Police target speeders
By JOSHUA WOLFSON
Star-Tribune staff writer Saturday, April 14, 2007
Casper police Sgt. Doug Beran steadied his laser gun and aimed at the maroon Chevrolet Tahoe speeding down 13th Street.
The Tahoe's driver saw Beran's patrol car and hit the brakes. But he was too late: The gun had already registered the Tahoe's speed at 40 mph -- 10 mph over the limit.
Beran turned onto 13th Street, hit his emergency lights and pulled the Tahoe over. It was the veteran cop's first speeder of the morning, and he'd catch another three during the next hour and a half.
Beran was one of 12 officers from Casper area law enforcement agencies who spent Friday focusing exclusively on traffic violations like speeding and red-light running. They are part of the Combined Accident Reduction and Traffic Enforcement Task Force, which was formed to improve driving habits and decrease the number of crashes in Natrona County.

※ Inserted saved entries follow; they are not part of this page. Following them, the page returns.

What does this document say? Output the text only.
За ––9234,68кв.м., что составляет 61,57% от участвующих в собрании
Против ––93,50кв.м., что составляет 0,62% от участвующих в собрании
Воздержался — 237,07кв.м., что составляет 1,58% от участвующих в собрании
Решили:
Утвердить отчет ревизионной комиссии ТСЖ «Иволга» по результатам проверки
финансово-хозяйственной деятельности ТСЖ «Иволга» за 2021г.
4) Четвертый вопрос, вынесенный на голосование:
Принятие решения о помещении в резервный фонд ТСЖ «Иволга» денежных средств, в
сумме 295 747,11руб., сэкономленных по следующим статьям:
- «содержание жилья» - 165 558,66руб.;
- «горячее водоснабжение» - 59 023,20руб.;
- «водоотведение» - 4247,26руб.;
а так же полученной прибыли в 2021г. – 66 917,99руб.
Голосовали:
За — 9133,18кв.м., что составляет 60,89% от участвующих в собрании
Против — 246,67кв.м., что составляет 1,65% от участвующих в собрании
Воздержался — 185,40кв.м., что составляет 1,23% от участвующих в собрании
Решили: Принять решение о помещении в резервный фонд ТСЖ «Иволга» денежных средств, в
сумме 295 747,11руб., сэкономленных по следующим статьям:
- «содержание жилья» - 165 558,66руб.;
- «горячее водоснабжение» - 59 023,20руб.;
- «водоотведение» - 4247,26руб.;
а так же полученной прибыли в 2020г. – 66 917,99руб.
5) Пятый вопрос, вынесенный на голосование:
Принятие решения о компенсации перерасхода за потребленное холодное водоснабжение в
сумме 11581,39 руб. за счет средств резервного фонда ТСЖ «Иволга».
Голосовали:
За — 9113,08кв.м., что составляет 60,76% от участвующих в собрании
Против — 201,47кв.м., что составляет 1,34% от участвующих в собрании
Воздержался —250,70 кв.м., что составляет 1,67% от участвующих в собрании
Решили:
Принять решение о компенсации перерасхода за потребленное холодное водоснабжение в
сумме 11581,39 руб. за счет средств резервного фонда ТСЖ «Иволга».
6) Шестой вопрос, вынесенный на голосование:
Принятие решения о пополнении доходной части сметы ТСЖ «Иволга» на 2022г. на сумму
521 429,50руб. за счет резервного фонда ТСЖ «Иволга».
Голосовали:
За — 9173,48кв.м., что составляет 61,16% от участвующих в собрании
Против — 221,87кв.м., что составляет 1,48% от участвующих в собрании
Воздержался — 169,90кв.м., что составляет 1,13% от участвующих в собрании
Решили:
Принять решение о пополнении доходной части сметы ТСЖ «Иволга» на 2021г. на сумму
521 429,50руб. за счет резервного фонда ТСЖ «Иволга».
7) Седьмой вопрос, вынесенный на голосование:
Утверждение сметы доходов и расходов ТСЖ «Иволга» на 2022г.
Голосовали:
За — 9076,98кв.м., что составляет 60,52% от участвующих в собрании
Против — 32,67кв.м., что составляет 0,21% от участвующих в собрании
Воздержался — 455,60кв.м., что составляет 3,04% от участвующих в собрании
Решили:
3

"Our goal is compliance: To get people to drive better and pay attention to what they're doing" Beran said.
Participating in the effort were the Casper, Mills and Evansville police departments, Natrona County Sheriff's Office and Wyoming Highway Patrol.
The task force grew out of a January traffic summit held in Casper and concern about the high number of car crashes in Natrona County. In 2005, the county led the state in total crashes with 2,461. The Casper area led Wyoming cities and towns in fatal, injury and property damage crashes during that time. Speeding is also the top complaint made to the Casper Police Department.

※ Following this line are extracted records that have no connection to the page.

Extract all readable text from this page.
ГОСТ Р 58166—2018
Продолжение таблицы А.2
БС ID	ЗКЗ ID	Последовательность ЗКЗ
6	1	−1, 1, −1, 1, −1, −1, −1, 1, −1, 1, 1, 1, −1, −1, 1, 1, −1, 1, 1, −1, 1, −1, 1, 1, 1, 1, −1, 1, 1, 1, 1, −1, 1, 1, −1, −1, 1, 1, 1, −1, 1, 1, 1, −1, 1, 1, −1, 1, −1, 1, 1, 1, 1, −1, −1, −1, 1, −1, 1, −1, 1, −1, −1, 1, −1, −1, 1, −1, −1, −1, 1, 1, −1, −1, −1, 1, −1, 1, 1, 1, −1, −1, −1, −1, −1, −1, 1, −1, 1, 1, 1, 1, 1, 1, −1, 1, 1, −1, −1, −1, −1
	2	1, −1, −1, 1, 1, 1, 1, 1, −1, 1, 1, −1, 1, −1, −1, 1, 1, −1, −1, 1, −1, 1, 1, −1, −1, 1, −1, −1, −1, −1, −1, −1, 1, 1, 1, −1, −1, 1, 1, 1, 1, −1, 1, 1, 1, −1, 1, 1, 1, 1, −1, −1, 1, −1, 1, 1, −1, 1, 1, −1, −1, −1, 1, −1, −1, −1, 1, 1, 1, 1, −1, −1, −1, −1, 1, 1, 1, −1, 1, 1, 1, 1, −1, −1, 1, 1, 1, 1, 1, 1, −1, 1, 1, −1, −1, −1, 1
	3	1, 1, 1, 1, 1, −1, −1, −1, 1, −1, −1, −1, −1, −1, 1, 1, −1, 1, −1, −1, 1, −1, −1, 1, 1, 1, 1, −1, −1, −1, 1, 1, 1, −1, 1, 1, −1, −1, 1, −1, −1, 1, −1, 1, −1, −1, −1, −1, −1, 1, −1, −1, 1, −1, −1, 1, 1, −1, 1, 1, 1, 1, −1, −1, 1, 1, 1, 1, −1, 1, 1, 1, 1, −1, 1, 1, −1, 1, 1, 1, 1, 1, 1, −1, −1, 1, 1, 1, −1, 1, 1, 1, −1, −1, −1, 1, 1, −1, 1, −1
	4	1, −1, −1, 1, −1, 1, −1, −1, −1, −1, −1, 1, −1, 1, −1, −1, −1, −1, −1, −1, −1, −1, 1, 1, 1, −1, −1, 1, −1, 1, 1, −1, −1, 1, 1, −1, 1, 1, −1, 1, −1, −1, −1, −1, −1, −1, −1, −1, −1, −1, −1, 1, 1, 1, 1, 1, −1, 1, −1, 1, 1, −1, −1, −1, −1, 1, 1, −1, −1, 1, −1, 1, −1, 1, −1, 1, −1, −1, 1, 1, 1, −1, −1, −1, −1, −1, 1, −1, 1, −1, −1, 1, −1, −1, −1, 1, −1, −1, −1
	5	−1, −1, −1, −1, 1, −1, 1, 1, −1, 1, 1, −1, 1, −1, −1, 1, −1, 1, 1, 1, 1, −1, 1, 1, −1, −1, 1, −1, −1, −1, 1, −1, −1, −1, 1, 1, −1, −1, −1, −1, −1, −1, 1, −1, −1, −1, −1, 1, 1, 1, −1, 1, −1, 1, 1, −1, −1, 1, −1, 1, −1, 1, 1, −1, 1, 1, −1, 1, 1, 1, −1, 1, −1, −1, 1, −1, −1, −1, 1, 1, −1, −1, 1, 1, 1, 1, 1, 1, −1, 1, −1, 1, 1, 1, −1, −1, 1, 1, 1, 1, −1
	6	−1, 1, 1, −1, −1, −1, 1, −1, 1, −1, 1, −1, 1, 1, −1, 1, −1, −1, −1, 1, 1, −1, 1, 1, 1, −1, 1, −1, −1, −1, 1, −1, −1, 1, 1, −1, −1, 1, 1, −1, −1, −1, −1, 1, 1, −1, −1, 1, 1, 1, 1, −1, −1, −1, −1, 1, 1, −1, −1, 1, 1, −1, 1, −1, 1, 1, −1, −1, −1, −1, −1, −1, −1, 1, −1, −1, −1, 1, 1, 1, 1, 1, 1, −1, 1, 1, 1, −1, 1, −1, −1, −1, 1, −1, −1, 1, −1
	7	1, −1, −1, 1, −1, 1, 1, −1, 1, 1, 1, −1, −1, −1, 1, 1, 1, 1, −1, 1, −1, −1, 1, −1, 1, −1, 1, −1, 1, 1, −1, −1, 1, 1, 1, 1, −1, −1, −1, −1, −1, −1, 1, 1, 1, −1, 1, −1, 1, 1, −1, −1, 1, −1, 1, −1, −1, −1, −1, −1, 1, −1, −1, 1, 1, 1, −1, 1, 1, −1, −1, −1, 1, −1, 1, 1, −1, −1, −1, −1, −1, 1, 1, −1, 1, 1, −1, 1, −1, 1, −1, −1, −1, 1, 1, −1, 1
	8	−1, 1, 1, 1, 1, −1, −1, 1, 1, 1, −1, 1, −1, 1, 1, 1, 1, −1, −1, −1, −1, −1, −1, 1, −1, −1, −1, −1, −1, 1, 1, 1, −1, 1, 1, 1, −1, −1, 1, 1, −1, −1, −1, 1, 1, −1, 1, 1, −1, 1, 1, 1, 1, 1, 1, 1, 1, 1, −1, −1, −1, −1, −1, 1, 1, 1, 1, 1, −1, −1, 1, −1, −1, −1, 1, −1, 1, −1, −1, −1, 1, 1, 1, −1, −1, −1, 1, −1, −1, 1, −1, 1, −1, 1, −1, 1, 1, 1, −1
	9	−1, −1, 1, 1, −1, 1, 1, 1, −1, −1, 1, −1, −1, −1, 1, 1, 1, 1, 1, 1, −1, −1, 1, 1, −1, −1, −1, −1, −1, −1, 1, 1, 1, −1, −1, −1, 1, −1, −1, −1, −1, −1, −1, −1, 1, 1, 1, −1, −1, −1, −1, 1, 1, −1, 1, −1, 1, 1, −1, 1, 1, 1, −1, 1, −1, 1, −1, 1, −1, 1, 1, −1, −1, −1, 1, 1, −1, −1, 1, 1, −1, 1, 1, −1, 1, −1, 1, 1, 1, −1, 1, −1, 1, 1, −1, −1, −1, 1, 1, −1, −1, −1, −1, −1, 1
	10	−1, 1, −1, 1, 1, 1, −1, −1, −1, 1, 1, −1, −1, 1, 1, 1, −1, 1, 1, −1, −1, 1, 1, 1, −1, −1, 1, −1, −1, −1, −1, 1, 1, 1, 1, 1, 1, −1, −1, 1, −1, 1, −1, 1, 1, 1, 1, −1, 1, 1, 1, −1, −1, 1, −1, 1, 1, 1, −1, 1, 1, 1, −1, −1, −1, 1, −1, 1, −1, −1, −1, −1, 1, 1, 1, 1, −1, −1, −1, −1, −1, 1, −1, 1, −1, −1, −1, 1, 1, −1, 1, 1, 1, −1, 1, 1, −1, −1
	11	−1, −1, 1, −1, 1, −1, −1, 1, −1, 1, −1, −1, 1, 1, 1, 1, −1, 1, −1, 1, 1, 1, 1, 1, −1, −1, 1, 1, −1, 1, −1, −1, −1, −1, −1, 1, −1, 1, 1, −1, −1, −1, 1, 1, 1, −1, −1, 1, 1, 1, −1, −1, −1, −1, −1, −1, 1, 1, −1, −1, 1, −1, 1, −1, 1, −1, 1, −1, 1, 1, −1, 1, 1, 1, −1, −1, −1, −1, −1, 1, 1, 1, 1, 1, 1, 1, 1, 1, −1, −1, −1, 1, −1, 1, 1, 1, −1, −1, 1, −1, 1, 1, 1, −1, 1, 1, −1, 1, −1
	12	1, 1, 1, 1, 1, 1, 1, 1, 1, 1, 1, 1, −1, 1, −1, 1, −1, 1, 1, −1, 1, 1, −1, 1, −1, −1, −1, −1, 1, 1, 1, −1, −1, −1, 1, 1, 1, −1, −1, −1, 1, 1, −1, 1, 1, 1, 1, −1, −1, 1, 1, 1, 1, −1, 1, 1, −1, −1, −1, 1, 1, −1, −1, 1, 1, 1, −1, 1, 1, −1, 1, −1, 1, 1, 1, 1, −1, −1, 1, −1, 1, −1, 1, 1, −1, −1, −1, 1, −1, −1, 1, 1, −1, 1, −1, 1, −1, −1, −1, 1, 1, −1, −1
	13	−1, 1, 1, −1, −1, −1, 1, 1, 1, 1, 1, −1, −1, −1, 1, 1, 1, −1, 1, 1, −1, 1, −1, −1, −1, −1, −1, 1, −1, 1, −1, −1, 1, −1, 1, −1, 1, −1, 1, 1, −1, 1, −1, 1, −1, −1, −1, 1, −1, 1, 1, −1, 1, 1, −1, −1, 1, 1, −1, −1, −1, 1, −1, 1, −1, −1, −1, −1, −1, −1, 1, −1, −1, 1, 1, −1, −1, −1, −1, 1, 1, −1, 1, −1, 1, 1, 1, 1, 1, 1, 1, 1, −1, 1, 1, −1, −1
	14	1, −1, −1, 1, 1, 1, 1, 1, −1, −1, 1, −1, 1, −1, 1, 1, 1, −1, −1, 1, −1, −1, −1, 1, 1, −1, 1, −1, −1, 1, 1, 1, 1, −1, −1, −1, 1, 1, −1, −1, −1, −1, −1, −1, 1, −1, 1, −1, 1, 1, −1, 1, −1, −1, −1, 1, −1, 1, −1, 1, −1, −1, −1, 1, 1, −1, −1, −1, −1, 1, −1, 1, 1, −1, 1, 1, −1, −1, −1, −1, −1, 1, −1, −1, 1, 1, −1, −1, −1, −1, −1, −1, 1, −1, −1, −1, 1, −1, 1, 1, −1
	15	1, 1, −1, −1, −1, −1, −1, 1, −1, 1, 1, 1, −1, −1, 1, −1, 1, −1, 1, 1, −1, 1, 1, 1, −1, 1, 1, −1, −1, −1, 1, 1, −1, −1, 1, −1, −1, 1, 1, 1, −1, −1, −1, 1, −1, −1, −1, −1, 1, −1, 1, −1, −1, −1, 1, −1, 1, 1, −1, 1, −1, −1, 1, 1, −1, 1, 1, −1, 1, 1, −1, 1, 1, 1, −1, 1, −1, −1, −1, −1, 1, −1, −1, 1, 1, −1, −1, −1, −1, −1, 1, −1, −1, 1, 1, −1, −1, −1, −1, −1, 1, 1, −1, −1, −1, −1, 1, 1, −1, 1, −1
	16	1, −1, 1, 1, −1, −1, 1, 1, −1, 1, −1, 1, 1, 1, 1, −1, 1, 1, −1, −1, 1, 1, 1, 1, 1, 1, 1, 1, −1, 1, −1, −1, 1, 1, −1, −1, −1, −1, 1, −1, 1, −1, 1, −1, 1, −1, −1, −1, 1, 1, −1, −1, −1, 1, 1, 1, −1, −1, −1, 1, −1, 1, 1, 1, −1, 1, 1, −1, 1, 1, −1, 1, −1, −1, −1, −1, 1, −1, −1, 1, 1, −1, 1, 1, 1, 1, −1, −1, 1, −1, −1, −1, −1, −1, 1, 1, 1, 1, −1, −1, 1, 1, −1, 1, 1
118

The task force began publicizing the traffic enforcement day about two weeks ago. But on Friday, there was no shortage of speeders on 13th Street.
Beran had been parked on the corner of Oakcrest Avenue and 13th Street for only a few minutes when the Tahoe sped by. After being pulled over and ticketed for speeding, the driver told Beran that he knew about the task force's effort and even suggested some other places in town that should be targeted.

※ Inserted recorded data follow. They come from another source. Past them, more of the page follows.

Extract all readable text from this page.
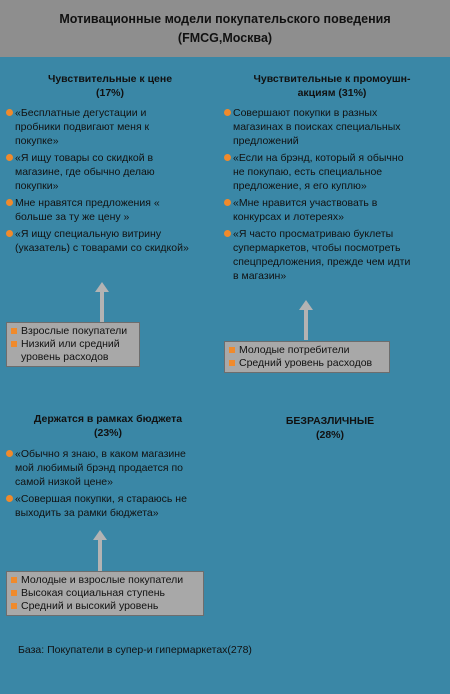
Мотивационные модели покупательского поведения
(FMCG,Москва)
Чувствительные к цене
(17%)
«Бесплатные дегустации и пробники подвигают меня к покупке»
«Я ищу товары со скидкой в магазине, где обычно делаю покупки»
Мне нравятся предложения « больше за ту же цену »
«Я ищу специальную витрину (указатель) с товарами со скидкой»
Взрослые покупатели
Низкий или средний уровень расходов
Чувствительные к промоушн-
акциям (31%)
Совершают покупки в разных магазинах в поисках специальных предложений
«Если на брэнд, который я обычно не покупаю, есть специальное предложение, я его куплю»
«Мне нравится участвовать в конкурсах и лотереях»
«Я часто просматриваю буклеты супермаркетов, чтобы посмотреть спецпредложения, прежде чем идти в магазин»
Молодые потребители
Средний уровень расходов
Держатся в рамках бюджета
(23%)
«Обычно я знаю, в каком магазине мой любимый брэнд продается по самой низкой цене»
«Совершая покупки, я стараюсь не выходить за рамки бюджета»
Молодые и взрослые покупатели
Высокая социальная ступень
Средний и высокий уровень
БЕЗРАЗЛИЧНЫЕ
(28%)
База: Покупатели в супер-и гипермаркетах(278)
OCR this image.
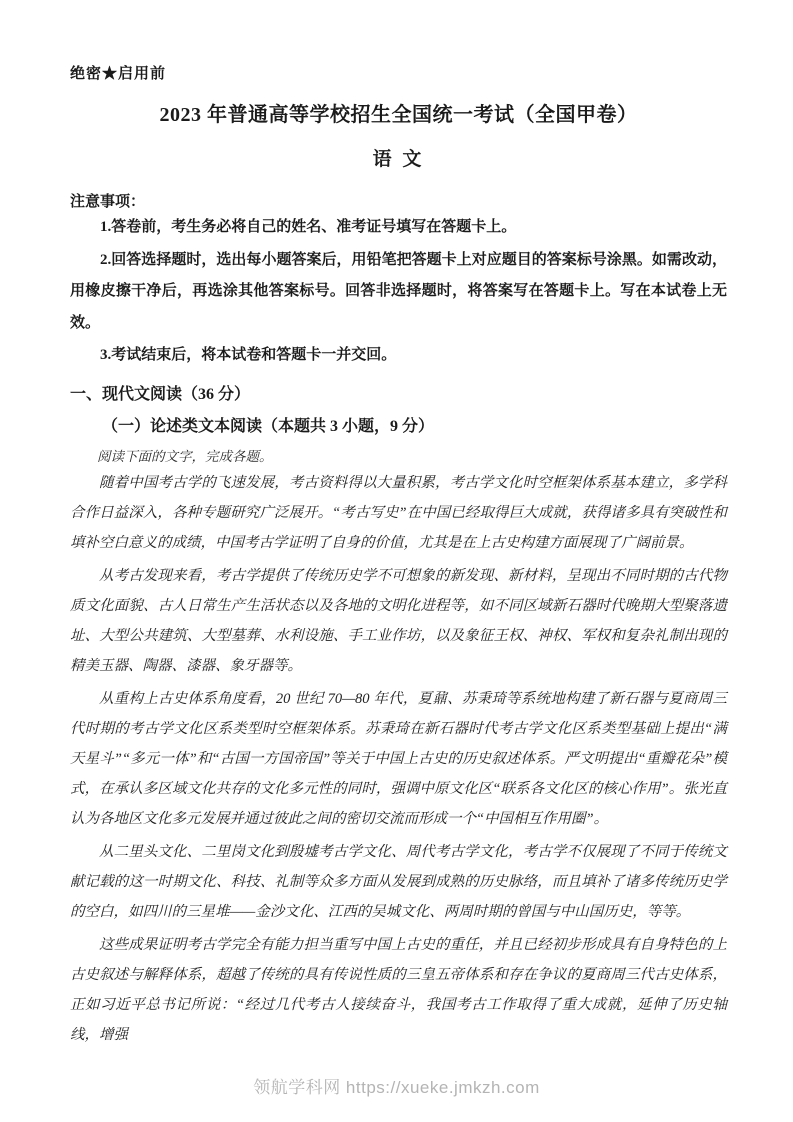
绝密★启用前
2023 年普通高等学校招生全国统一考试（全国甲卷）
语 文
注意事项：

1.答卷前，考生务必将自己的姓名、准考证号填写在答题卡上。

2.回答选择题时，选出每小题答案后，用铅笔把答题卡上对应题目的答案标号涂黑。如需改动，用橡皮擦干净后，再选涂其他答案标号。回答非选择题时，将答案写在答题卡上。写在本试卷上无效。

3.考试结束后，将本试卷和答题卡一并交回。

一、现代文阅读（36 分）
（一）论述类文本阅读（本题共 3 小题，9 分）
阅读下面的文字，完成各题。

随着中国考古学的飞速发展，考古资料得以大量积累，考古学文化时空框架体系基本建立，多学科合作日益深入，各种专题研究广泛展开。“考古写史”在中国已经取得巨大成就，获得诸多具有突破性和填补空白意义的成绩，中国考古学证明了自身的价值，尤其是在上古史构建方面展现了广阔前景。

从考古发现来看，考古学提供了传统历史学不可想象的新发现、新材料，呈现出不同时期的古代物质文化面貌、古人日常生产生活状态以及各地的文明化进程等，如不同区域新石器时代晚期大型聚落遗址、大型公共建筑、大型墓葬、水利设施、手工业作坊，以及象征王权、神权、军权和复杂礼制出现的精美玉器、陶器、漆器、象牙器等。

从重构上古史体系角度看，20 世纪 70—80 年代，夏鼐、苏秉琦等系统地构建了新石器与夏商周三代时期的考古学文化区系类型时空框架体系。苏秉琦在新石器时代考古学文化区系类型基础上提出“满天星斗”“多元一体”和“古国一方国帝国”等关于中国上古史的历史叙述体系。严文明提出“重瓣花朵”模式，在承认多区域文化共存的文化多元性的同时，强调中原文化区“联系各文化区的核心作用”。张光直认为各地区文化多元发展并通过彼此之间的密切交流而形成一个“中国相互作用圈”。

从二里头文化、二里岗文化到殷墟考古学文化、周代考古学文化，考古学不仅展现了不同于传统文献记载的这一时期文化、科技、礼制等众多方面从发展到成熟的历史脉络，而且填补了诸多传统历史学的空白，如四川的三星堆——金沙文化、江西的吴城文化、两周时期的曾国与中山国历史，等等。

这些成果证明考古学完全有能力担当重写中国上古史的重任，并且已经初步形成具有自身特色的上古史叙述与解释体系，超越了传统的具有传说性质的三皇五帝体系和存在争议的夏商周三代古史体系，正如习近平总书记所说：“经过几代考古人接续奋斗，我国考古工作取得了重大成就，延伸了历史轴线，增强

领航学科网 https://xueke.jmkzh.com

"You have a safe day," Beran told the man before driving off.
To gauge speed, the sergeant used a laser gun that he aimed at cars that were either approaching or driving away. Pulling the trigger told him how fast the car was traveling, and its distance from his patrol car.
By 1:30 p.m., Beran had pulled over two more cars on 13th Street and a Nissan Pathfinder on Wolcott Street. One woman tried to explain her way out of the ticket, saying she had a lot of work to do. The sergeant was polite, but undeterred.
"People rarely talk their way out of a ticket," he said, adding that drivers sometimes admit to additional violations as they are trying to make excuses. "A lot of people talk themselves into a ticket."
When the traffic enforcement program was announced, some people questioned whether police officers would write tickets for rather minor traffic offenses.
"We don't need to," Beran said, a few minutes after handing out his fourth speeding ticket of the day. "We're not stopping anybody that's not doing 10 (mph) over."
The task force plans to have another traffic enforcement day on April 27 -- this time focusing on drunken drivers -- and a couple of days each month for the foreseeable future.
"Our goal is to get people to driver safer," Beran said.